What is most shocking about the widespread corruption is how brutally the Iraqi government deals with reformers who are fighting fraud and graft—and how the Obama administration has ignored the overt retaliation. Last September, Nathim Naeem, an employee of Iraq’s trade ministry, was killed in a car bombing just as he was preparing to deliver documents to the Commission of Integrity exposing corruption at his agency. (Trade Minister Abdul Kareem was investigated in connection with the murder, but was soon cleared.) Indeed, the integrity commission itself has faced intimidation since its founding. Judge Radhi Hamza Al Radhi, the first head of the commission, received anonymous death threats after Maliki’s government pressured him to ease up on corrupt officials. Radhi resigned and fled to the United States, where he was granted asylum in 2008.

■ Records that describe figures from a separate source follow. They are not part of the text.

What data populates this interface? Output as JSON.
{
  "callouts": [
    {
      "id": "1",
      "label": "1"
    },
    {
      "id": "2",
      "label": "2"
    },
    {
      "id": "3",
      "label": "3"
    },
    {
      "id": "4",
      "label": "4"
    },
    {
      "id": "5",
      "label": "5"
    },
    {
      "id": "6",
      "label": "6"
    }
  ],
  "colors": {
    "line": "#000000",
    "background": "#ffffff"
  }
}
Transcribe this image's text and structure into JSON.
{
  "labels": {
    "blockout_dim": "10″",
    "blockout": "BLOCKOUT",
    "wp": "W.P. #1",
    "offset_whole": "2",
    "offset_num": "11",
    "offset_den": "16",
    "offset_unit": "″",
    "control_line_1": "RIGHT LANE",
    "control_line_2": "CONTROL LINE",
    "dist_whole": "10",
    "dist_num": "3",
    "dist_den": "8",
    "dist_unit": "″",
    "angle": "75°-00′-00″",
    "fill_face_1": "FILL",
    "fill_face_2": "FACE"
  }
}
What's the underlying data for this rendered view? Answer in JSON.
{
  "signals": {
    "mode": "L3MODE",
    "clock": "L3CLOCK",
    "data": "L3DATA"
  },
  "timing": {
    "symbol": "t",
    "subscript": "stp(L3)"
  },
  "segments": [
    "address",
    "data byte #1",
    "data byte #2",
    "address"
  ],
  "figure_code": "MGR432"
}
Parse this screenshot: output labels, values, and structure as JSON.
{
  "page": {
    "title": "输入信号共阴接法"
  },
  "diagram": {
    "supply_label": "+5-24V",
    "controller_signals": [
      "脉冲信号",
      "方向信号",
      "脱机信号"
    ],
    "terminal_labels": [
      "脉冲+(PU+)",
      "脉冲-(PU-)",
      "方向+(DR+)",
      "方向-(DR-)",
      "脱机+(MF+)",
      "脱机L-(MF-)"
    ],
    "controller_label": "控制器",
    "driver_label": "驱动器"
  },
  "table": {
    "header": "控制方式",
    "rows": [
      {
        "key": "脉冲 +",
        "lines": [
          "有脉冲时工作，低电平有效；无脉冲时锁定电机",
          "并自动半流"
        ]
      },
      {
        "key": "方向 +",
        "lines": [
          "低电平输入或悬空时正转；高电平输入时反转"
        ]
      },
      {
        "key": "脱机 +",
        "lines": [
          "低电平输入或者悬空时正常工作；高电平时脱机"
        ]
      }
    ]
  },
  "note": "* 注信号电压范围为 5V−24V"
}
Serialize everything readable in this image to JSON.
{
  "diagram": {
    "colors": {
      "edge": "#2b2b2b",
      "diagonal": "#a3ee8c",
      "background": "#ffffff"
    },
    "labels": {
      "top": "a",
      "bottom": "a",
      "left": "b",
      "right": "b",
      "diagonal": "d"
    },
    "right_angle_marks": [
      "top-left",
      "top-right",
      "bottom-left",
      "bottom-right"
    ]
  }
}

The conventional wisdom is that George W. Bush is to blame for the catastrophe in Iraq, and that Barack Obama has done the best he can to manage the disaster he inherited. But Bush’s tenure as commander-in-chief ended five years after the invasion; Obama has owned this debacle for the past eight. Maliki, the man most responsible for the corruption and sectarian violence that have shattered the country, served six of his eight years as prime minister under Obama. His successor, Prime Minister Haider Al Abadi, has recently made a few stabs at reform, though he has been unable to sweep aside the thousands of corrupt appointees to government ministries. The reality is that corruption is now so thoroughly entrenched in Iraq that it will be almost impossible to excise.
The year before Obama was elected, the chief investigator for the Commission of Integrity, Salam Adhoob, fled to the United States. Like Radhi before him, Adhoob had received death threats, and more than 30 of his co-workers had been murdered. Appearing before the U.S. Senate, he testified that “corruption and waste” were widespread throughout the Iraqi government, especially at the defense ministry, “where cronyism, party favoritism, nepotism, and the lack of even minimal financial controls resulted in the embezzlement, theft, and waste of billions of American taxpayer dollars.”
In one case of fraud among hundreds, Adhoob discovered a shell company called Al Aian Al Jareya that was controlled by Nair Mohammed Ahmed Jummaily, the brother-in-law of Iraq’s defense minister. Jummaily had gotten rich by taking kickbacks from American companies that received contracts from the Iraqi government. Among Jummaily’s clients, Adhoob testified, was AM General, a company based in South Bend, Indiana, which allegedly funneled millions of dollars to Jummaily’s front company as part of a contract to deliver Humvees to the Iraqi army. According to Adhoob, AM General submitted invoices totaling $18.4 million to the Iraqi government for work that was not performed, and delivered fewer than 170 of the 520 Humvees called for in its contract.